Dans ses articles, ses émissions, ses films et ses romans, enfin brièvement en édition, il inscrit sa fusion au collectif. Cet homme à projets a choisi de lier vivre et agir en grand, quitte à flamber un budget, une série, une collection. Sa volonté d'une grande nation se complique dans le risque couru et assumé.

Poursuite, cache-cache dangereux, audaces provocantes, si Aquin a peur, l'adrénaline est d'abord au rendez-vous. Il ose jusqu'au désenchantement: scénarios incroyables, activités multiples voire désordonnées, dépenses inconsidérées, aventures pernicieuses à soi, de la conduite de Formule 1 au livre secret, il fonce dans les innovations de son temps, plus vite et plus loin. Il vit avec ferveur, on le lâche.

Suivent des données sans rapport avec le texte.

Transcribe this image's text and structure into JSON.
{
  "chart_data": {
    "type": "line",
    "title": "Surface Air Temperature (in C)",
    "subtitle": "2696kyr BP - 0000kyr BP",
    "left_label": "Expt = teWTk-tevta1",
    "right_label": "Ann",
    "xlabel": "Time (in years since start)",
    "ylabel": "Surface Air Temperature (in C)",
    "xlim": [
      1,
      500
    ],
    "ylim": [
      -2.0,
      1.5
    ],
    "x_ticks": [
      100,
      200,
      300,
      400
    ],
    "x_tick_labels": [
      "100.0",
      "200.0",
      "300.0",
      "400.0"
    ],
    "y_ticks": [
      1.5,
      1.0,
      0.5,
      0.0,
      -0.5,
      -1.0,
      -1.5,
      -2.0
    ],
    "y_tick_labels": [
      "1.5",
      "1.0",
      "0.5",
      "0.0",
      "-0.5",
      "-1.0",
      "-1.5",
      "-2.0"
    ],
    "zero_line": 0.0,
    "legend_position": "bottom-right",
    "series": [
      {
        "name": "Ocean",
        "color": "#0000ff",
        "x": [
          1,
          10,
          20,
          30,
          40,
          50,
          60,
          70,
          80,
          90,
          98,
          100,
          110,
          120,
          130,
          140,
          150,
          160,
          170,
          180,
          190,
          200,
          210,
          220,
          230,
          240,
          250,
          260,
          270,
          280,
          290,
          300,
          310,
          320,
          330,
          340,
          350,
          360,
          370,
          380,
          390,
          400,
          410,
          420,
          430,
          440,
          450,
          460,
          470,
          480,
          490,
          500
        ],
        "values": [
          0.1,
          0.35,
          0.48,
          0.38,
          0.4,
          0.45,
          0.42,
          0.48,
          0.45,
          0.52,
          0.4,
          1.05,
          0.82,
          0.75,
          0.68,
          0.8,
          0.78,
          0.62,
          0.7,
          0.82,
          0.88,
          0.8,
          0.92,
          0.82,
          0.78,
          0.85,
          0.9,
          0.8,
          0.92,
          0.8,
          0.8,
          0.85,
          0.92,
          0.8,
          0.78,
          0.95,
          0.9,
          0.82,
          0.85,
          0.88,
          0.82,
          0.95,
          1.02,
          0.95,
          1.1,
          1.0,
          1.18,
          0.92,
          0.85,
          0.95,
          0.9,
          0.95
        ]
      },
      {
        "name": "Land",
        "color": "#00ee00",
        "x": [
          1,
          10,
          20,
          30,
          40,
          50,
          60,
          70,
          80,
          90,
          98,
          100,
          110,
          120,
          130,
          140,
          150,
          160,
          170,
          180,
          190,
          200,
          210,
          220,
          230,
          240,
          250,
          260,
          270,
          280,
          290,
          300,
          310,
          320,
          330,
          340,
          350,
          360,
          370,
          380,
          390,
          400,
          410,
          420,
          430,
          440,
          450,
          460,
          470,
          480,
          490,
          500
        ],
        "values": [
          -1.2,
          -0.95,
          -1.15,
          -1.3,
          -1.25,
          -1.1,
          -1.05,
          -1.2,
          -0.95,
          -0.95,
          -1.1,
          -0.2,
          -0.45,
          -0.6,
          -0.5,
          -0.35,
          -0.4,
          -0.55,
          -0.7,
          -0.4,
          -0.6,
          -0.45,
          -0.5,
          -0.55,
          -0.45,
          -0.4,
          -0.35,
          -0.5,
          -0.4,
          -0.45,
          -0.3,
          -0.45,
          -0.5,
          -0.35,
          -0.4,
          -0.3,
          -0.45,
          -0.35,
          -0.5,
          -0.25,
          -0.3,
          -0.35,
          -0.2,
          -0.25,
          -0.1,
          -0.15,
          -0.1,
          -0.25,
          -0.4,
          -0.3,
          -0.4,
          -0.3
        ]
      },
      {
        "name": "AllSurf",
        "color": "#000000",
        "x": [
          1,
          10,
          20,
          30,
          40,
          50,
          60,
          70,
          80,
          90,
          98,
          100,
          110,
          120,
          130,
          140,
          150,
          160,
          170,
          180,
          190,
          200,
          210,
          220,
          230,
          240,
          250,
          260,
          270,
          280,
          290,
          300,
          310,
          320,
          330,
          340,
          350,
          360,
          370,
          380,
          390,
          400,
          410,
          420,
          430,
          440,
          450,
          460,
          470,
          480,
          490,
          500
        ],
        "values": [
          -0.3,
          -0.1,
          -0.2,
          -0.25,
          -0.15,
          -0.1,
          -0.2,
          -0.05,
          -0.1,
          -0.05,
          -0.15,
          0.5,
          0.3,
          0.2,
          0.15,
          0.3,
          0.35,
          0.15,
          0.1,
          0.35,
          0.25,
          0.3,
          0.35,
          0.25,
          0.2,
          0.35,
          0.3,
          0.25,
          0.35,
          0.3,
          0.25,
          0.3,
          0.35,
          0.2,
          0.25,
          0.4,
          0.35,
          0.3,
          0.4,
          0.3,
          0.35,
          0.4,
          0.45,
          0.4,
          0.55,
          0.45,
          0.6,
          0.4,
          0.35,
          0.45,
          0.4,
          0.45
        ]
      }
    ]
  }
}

Ses échecs relatifs viendront à bout d'une énergie redoutable. Un homme sensible, fragile, se dessine dans l'espace privé. C'est un Québécois las, désireux de ressourcement, qui gagne la Suisse pour écrire, en 1966. La fin de non-recevoir des Suisses à laquelle il se heurte relance son équilibre déjà ébranlé. Il devient un indépendantiste exacerbé, lui qui se qualifiait déjà d'irréductible.

Les grands romans

Son écriture, en revanche, bénéficie de ce rejet. Le révolutionnaire arrêté dans son élan touche au désespoir de se voir satisfaire. L'Antiphonaire, Point de fuite, Neige noire forment le versant sombre d'un combat mené à Montréal, en exil intérieur.

On le retrouve avec des personnages déboussolés sur la banquise du Canada, fulminant avant de briser sa quille. «Seul le blasphème est immense», «Si la révolution n'est pas un cri, elle n'est rien», écrit-il dès 1962, en préliminaire à Trou de mémoire. On la retrouve partout dans son oeuvre, cette pulsion cherchant le crime, exprimant la violence sous toutes ses formes. Cet absolu à la saveur inépuisable, il y revient comme l'assassin sur les lieux du crime, la splendeur de la liberté entrevue. Par amour du «pays désagrégé», il sait «réaffirmer le droit inaliénable des écrivains à orbiter en secret», en 1968. Dans un grand écart forcé, trois ans plus tard, il entraîne l'épopée joycienne et ses substrats italiques, dans l'odyssée de sa nation déceptive. À la barre des Éditions La Presse, il voit son horizon immense envahi par la tempête admirable dans laquelle, fièrement, il s'est jeté.

Il la torture, cette langue qui lui vaut le Prix du gouverneur général, qu'il refuse. Ses personnages passent également à la trappe de «l'incarcération syntaxique». «Écrire me tue.» Ces mots de 1963 sonneront littéralement, car il s'est livré en entier.